8.30.2007

The summer passed with no time...

OK, the title of this post is a really bad pun. You'll realize that shortly.

I'm a stickler for being on-time. I hate being late, ever- even if it's only a few minutes. I also dislike being too early- it's embarrassing and inconsiderate to the hosts. I see being on-time as an integrity issue- if I say I'll be somewhere at a certain time, I need to keep my word. If I don't, I am not being loving toward the person who I have made wait for me.

That said, I have worn a watch since I was probably 10 or 11, without fail. Typically, it has been a $20 digital watch, because I've never been good at reading the analog types at a glance. As I got older, I surrounded myself with even more time-keeping devices on me- my cell phone, the computer, clocks in every room of the house, my desk phone at work. I was sure to be on-the-dot prompt for any event.

And then there was that bad week earlier this summer, full of unlucky things. After I wrote that post, during the camping trip at the end of the week, I managed to drop a cake upside-down in a parking lot and (more related to this post) my "indiglow" light on my watch got stuck on, running the battery down. I've been without a watch since then.
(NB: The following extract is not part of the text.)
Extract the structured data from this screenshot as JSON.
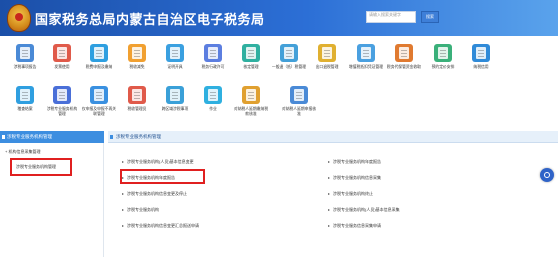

Have I gone crazy yet? Not quite, but close. The first few weeks, I would ask Josh over and over "What time is it?" "What time is it?" "What time is it?" The loss of my watch brought to light my tendency to be hyper-conscious of the time, fueling a task-oriented attitude and lifestyle. I have been trying now to practice discipline by NOT wearing a watch. It would be easy to replace the one I have (which was needed, anyway- the band was broken) with one of the cheap digital watches or a Skagen watches or something, but I know I need to slow down, so I'm holding off. Is it making a difference? I don't know. I ask for the time less and less. I haven't been too late for anything, I don't think.

On the upside, my ever-present watch tan line went away.

2 comments:

Matt said...

A watch is a superfluous object for us city folk these days. Just about any electronic device with a display also displays the time. I am very rarely anywhere where a wristwatch would be my only way to know what time it is.

Usually I only even think to put it on because I really like my watch. Coincidentally, it is a Skagen watch. My parents got it for me for Christmas after my first semester away from home at college, because they were proud/relieved that I had not died and/or flunked out. I've been wearing it exclusively for the last 10 years.

I had been looking for a watch with no markings on the face, and it only has one (the Skagen brand written at the 3 o'clock position). That's really all you need to know what time it is within 2 or 3 minutes, and most watches are off by at least that much anyway. Feeling like you need to know precisely what time it is is kind of silly, since your watch is probably wrong, and even if you have the true time, the person you're meeting probably doesn't. I aim for getting most places 5 minutes early.

ashley@twentysixcats said...

I can't live without my watch. I like knowing exactly what time it is. I know how far my watch differs from places where I need to go - it's two minutes faster than my clock at work, for example. My boss is pretty specific about the exact minutes and let's face it - I'm never going to be 5 minutes early. :-) Besides, I like my watch tan.